It is a popular misconception that all debtors need to do to avoid their creditors is to transfer their assets to someone else. The fallacy of that belief was shown by a High Court case involving a businessman who moved property, cars and cash to his estranged wife in a fruitless attempt to escape his liabilities.

Investors in the businessman’s failed financial scheme had obtained a judgment against him for 2.5 million dollars and sought to enforce that debt against various assets, which had been given to his wife or placed in her name. It was submitted that the transfers were at an undervalue, within the meaning of Section 423 of the Insolvency Act 1986, and were designed to put the assets out of his creditors’ reach.

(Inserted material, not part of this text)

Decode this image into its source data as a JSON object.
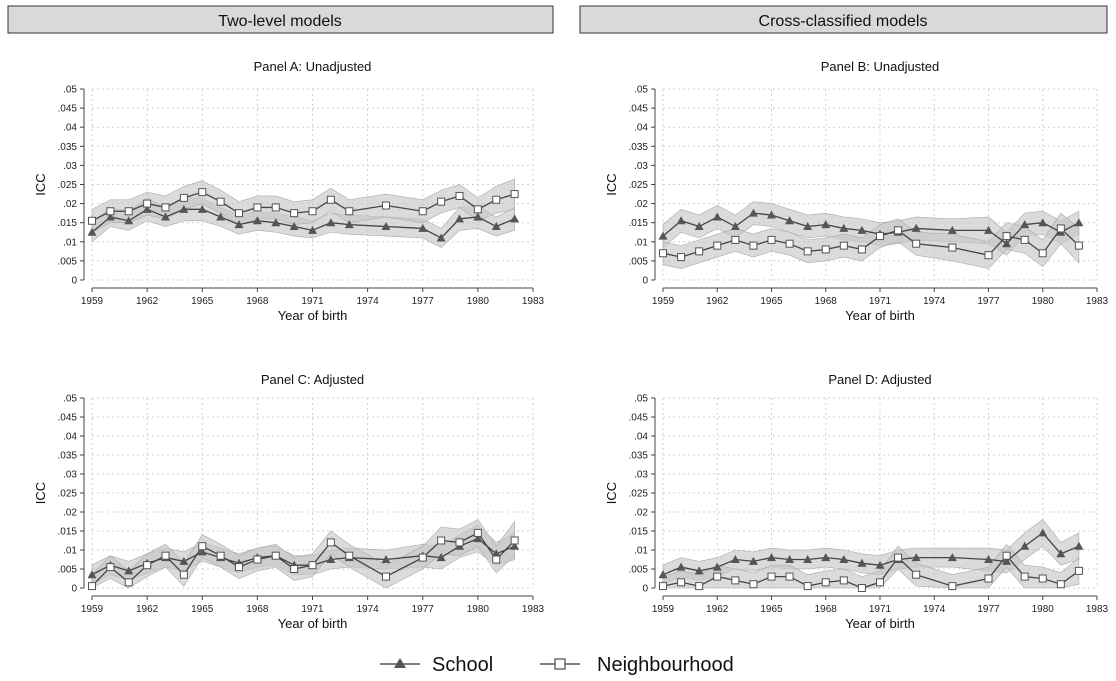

The Court upheld the investors’ arguments in respect of a number of residential properties, cars – including an Aston Martin – and various cash sums and other benefits which had been passed from husband to wife. The latter’s plea that the car was a wedding anniversary gift, and that other assets had been moved to her as part of an informal separation agreement, were rejected.

The ruling opened the way for the investors to enforce the debt against the assets which had been gifted by the businessman to his wife for no consideration. However, the Court exercised its discretion to allow the wife to retain £100,000 of the relevant sum so that she would have the opportunity to re-settle herself and to pay for the completion of her daughter’s education.